Monday, December 14, 2015

The Return by H. Beam Piper and John J. McGuire

Post-apocalyptic reconstruction
Two centuries have passed since the nuclear war of 1996. Mankind has been decimated, and much of the surface of the earth is still encrusted with a glassy slag. Two scientists fly by helicopter over what once was America, looking for isolated pockets of human population. They have so far encountered several tribes, ranging from beast-like cannibals to more civilized bands experimenting with primitive technology. They seek the latter sort, in hopes of reestablishing communication and cooperation between distant representatives of humanity. In what used to be Pittsburgh, they discover a village showing evidence of agriculture. Like anthropologists descending upon an uncontacted tribe in the Amazon, these two ambassadors of civilization touch down to make first contact with the mysterious strangers.
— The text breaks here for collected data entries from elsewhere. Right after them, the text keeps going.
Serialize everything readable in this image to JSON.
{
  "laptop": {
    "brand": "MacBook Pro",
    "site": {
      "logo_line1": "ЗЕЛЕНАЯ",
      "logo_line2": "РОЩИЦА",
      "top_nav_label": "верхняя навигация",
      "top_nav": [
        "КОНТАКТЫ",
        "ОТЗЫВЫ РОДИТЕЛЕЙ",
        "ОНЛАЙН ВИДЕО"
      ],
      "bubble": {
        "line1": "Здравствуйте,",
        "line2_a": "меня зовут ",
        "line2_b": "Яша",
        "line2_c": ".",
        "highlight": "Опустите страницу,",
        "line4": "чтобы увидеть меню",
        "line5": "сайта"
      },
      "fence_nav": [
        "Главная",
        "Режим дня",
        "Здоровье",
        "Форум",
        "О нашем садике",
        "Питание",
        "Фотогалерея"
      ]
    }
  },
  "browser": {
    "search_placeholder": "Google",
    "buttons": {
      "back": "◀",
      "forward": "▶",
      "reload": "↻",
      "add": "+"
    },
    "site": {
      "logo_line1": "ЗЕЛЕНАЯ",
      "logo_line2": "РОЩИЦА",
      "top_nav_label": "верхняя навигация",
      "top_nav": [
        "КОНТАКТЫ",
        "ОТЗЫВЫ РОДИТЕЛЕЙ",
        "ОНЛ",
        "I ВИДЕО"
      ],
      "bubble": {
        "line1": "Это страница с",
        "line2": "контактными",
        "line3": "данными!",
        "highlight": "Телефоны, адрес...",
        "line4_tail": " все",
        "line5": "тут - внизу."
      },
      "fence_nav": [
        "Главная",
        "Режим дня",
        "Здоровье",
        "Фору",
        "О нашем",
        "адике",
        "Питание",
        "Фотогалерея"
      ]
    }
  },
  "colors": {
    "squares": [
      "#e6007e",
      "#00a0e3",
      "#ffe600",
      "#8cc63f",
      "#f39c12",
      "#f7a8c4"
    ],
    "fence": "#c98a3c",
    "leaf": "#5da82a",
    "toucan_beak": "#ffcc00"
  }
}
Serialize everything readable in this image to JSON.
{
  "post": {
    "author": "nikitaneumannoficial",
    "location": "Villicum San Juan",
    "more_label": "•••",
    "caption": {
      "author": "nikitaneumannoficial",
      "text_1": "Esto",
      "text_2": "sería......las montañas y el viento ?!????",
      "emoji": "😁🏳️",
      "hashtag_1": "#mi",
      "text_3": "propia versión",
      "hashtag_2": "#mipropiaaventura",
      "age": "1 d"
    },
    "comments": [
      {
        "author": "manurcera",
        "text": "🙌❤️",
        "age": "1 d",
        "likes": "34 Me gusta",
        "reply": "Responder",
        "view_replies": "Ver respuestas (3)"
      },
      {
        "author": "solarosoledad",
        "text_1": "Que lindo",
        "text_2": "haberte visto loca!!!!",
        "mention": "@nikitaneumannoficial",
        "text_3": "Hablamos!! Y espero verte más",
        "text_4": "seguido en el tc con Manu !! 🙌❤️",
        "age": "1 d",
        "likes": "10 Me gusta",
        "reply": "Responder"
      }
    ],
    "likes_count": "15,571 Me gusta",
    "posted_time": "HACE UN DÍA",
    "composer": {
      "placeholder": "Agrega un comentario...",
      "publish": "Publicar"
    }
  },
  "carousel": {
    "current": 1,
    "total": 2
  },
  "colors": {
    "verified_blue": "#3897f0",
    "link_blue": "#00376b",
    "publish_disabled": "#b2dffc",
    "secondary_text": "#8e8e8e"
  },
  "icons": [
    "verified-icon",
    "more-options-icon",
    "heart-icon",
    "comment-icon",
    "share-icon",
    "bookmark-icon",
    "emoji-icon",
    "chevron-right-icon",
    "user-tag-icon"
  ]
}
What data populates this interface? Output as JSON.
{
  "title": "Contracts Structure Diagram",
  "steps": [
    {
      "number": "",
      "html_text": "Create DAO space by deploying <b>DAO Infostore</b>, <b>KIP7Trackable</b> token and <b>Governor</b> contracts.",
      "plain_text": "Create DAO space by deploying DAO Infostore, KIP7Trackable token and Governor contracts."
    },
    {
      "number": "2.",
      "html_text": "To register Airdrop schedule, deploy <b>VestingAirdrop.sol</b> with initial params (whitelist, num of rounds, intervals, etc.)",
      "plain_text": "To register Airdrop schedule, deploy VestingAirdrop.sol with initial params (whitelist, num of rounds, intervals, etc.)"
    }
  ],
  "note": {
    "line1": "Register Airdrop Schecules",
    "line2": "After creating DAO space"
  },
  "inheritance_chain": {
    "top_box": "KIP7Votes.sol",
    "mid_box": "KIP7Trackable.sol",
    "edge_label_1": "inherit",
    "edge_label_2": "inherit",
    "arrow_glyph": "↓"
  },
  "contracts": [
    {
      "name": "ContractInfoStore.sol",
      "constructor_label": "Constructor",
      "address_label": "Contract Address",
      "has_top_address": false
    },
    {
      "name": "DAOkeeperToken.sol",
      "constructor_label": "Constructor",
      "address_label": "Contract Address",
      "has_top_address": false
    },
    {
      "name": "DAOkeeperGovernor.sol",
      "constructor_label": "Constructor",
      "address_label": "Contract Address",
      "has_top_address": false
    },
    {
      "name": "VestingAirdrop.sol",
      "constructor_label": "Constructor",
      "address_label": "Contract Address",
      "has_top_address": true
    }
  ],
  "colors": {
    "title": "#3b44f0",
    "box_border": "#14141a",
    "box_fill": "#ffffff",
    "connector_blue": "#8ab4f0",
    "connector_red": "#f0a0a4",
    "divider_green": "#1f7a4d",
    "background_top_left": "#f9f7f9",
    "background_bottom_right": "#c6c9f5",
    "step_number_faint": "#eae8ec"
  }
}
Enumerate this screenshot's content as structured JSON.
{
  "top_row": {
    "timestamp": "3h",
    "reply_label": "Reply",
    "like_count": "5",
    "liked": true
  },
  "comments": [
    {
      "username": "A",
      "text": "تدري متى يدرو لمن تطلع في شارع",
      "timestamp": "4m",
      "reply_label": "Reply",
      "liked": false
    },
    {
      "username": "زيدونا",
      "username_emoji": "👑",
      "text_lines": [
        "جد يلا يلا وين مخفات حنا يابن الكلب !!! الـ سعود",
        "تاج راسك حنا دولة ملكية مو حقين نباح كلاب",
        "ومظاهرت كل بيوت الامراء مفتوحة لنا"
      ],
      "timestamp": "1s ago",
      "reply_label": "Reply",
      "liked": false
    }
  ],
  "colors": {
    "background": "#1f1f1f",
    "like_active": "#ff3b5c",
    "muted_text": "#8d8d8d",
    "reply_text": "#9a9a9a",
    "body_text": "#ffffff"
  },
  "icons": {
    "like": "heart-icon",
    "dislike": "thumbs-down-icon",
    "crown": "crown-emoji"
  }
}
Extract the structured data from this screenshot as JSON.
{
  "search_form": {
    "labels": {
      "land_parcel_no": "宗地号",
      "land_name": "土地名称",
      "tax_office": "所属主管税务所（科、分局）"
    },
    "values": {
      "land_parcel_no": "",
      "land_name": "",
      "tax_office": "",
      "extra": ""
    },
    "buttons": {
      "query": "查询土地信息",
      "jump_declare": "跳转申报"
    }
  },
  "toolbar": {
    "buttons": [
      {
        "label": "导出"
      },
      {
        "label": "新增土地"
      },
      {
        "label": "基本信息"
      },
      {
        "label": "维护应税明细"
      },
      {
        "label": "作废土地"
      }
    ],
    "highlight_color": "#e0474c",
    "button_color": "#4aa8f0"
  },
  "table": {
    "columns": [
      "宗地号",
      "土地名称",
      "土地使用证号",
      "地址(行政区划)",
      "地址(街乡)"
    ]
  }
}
The Return, a short novella by H. Beam Piper and John J. McGuire, was originally published in the January 1954 issue of the pulp magazine Astounding Science Fiction. It is a stand-alone work, not associated with any of Piper’s ongoing series. As typical of a Piper tale, the authors quickly draw you in and immerse you in the futuristic world of the narrative. The first half of the book is very engaging and has the makings of a good post-apocalyptic adventure yarn. Piper has always shown a visionary talent for creating alien worlds, and the new society he depicts here likewise displays an admirable creativity. Though rooted in the history of America’s past, this isolated band of survivors has developed their own technology, culture, and religion. The story starts to weaken in its latter half, as the reader begins to realize that it’s all leading up to a sort of punchline. The authors set up a riddle about this newly discovered tribe, one the scientists struggle to unravel, but enough clues are dropped that one is able to figure it out long before they do. When the big secret is revealed in the novella’s last sentence, it’s already a foregone conclusion to the observant reader.

I consider Piper to be one of the greatest science fiction writers of the pulp fiction era, so I approach his works with high expectations. The Return is a fine story, but not up to the calibre of his typical output. In general, I think his collaborations with McGuire produced some of his weakest material. A mediocre offering from Piper is still probably better than 90% of the sci-fi pulp stories out there, but you’d be better off reading one of his solo works from the Paratime series, like Police Operation or Last Enemy.